The main hype of the last few years in the world of Deep Learning is definitely Transformers. Since their advent in 2017 with the super-cited paper Attention Is All You Need, many researchers have struggled to improve and apply them in every possible domain. While originally born for NLP, the interest in Transformers applied to vision is growing exponentially, and, since the introduction of ViT, many research groups have proposed different variants of its architecture.
The ViT encoder has two main components: the first is the famous attention-based one which deals with mixing the information of the input tokens; the second contains the MLP with a typical expansion-compression structure. Historically, the attention module has always been considered the core of the Transformer’s ability. For this reason, most researchers have focused on how to improve the attention module. Nevertheless, recent works have demonstrated the capability of MLP as well to achieve comparable results. This aspect has raised the doubt that the self-attention module is not all we need.
The Sea AI Lab together with the National University of Singapore followed this intuition to define MetaFormer. They hypothesized that the general Transformer architecture is more fundamental compared to the specific attention module. To demonstrate this, they replaced the attention module with an “embarrassingly simple” and non-parametric spatial average pooling layer and yet achieved competitive results on different computer vision tasks, such as image classification, object detection, instance segmentation, and semantic segmentation. This model was named PoolFormer and was compared with classic Transformer (e.g. DeiT) and MLP-like (e.g. ResMLP) models, in terms of performance, the number of parameters, and MACs (Multiply And Accumulate).
In this architecture, the input is first processed by a patch embedding, similar to the original ViT implementation, enforced by n=C1 convolution filters with a 7×7 window and a stride value of 4, which produce a tensor of dimension C1 x H/4 x W/4. Then the output is passed to a series of PoolFormer blocks. In the PoolFormer, the attention module is substituted with a pooling block with stride=1 which performs average pooling (simply makes each token averagely aggregate to its nearby token features). After the skip connection, the second block consists of a two-layered MLP as in the original Transformer encoder.
The whole procedure is repeated to build a hierarchical structure with 4 stages, compressing the original height and width of the image to H/32 and W/32 through pooling. Two different types of configurations were defined, depending on the embedding size (small-sized or medium-size), i.e., on the four embedding dimensions (C1, C2, C3, C4). To better understand the above image, assuming there are L=12 PoolFormer blocks in total, stages 1, 2, and 4 will contain L/6=2 PoolFormer block, while stage 3 will contain L/2=6 of them. After an ablation study, the authors decided to utilize Group Normalization as normalization technique and GeLu as activation function.
The results with this very simple implementation are surprising. For the image classification task, tested on the ImageNet-1K dataset, PoolFormer achieved 82.1% top-1 accuracy, surpassing classic Transformer implementations, in particular, DeiT by 0.3% with 35% fewer parameters and fewer 48% MACs, and MLP-like implementations, such as ResMLP, by 1.1% with 52% fewer parameters and 60% fewer MACs. Similar performance was shown in object detection, instance segmentation, and semantic segmentation task.

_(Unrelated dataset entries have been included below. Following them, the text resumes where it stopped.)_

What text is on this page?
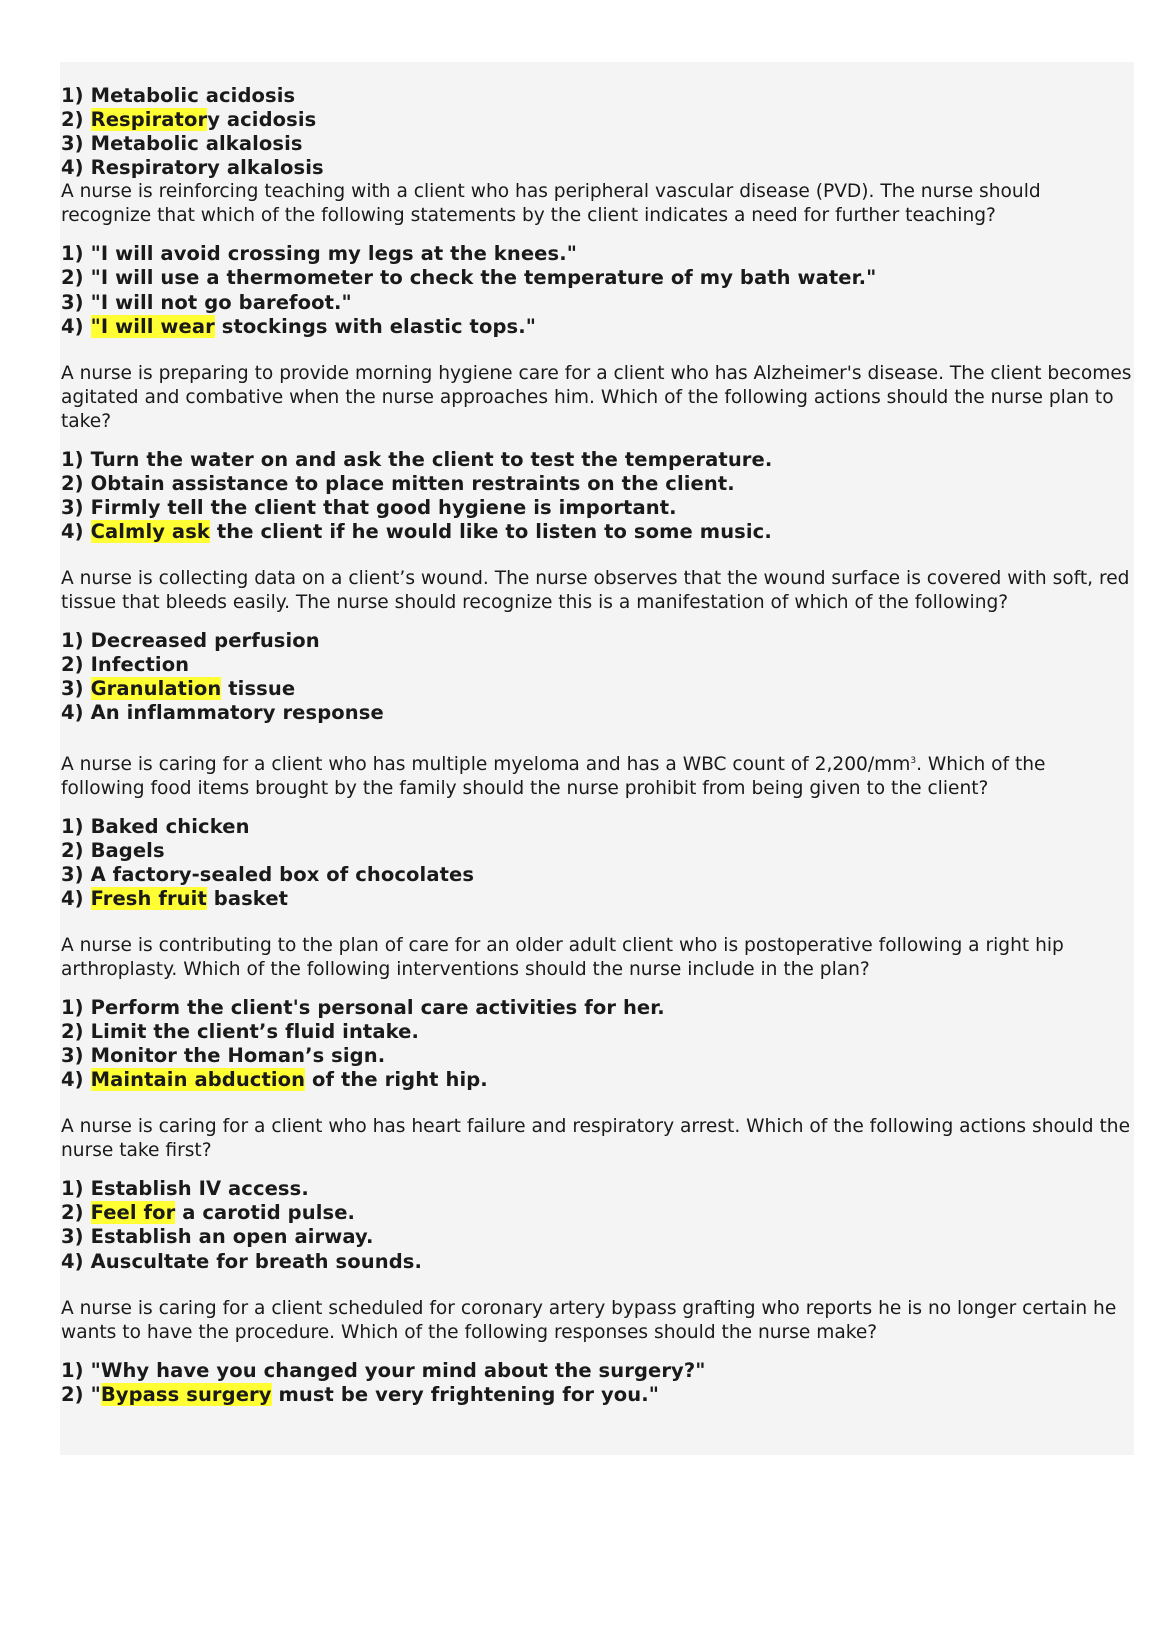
1) Metabolic acidosis
2) Respiratory acidosis
3) Metabolic alkalosis
4) Respiratory alkalosis

A nurse is reinforcing teaching with a client who has peripheral vascular disease (PVD). The nurse should recognize that which of the following statements by the client indicates a need for further teaching?

1) "I will avoid crossing my legs at the knees."
2) "I will use a thermometer to check the temperature of my bath water."
3) "I will not go barefoot."
4) "I will wear stockings with elastic tops."

A nurse is preparing to provide morning hygiene care for a client who has Alzheimer's disease. The client becomes agitated and combative when the nurse approaches him. Which of the following actions should the nurse plan to take?

1) Turn the water on and ask the client to test the temperature.
2) Obtain assistance to place mitten restraints on the client.
3) Firmly tell the client that good hygiene is important.
4) Calmly ask the client if he would like to listen to some music.

A nurse is collecting data on a client’s wound. The nurse observes that the wound surface is covered with soft, red tissue that bleeds easily. The nurse should recognize this is a manifestation of which of the following?

1) Decreased perfusion
2) Infection
3) Granulation tissue
4) An inflammatory response

A nurse is caring for a client who has multiple myeloma and has a WBC count of $2,200/mm^3$. Which of the following food items brought by the family should the nurse prohibit from being given to the client?

1) Baked chicken
2) Bagels
3) A factory-sealed box of chocolates
4) Fresh fruit basket

A nurse is contributing to the plan of care for an older adult client who is postoperative following a right hip arthroplasty. Which of the following interventions should the nurse include in the plan?

1) Perform the client's personal care activities for her.
2) Limit the client’s fluid intake.
3) Monitor the Homan’s sign.
4) Maintain abduction of the right hip.

A nurse is caring for a client who has heart failure and respiratory arrest. Which of the following actions should the nurse take first?

1) Establish IV access.
2) Feel for a carotid pulse.
3) Establish an open airway.
4) Auscultate for breath sounds.

A nurse is caring for a client scheduled for coronary artery bypass grafting who reports he is no longer certain he wants to have the procedure. Which of the following responses should the nurse make?

1) "Why have you changed your mind about the surgery?"
2) "Bypass surgery must be very frightening for you."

In summary, the authors abstracted the overall Transformer architecture as a general MetaFormer where the token mixer is not specified. The core of this theory is that the token mixer is not essential to obtain acceptable performance, while the main power is in the general structure. To demonstrate this, they implemented a very simple token mixer based on non-parametric average pooling, which obtained comparable results with Transformer-based SOTA architectures.
The main purpose of this paper is to redirect the computer vision community to pay attention not solely to the token mixer but rather to the general MetaFormer architecture, to achieve higher and higher performance in different domains.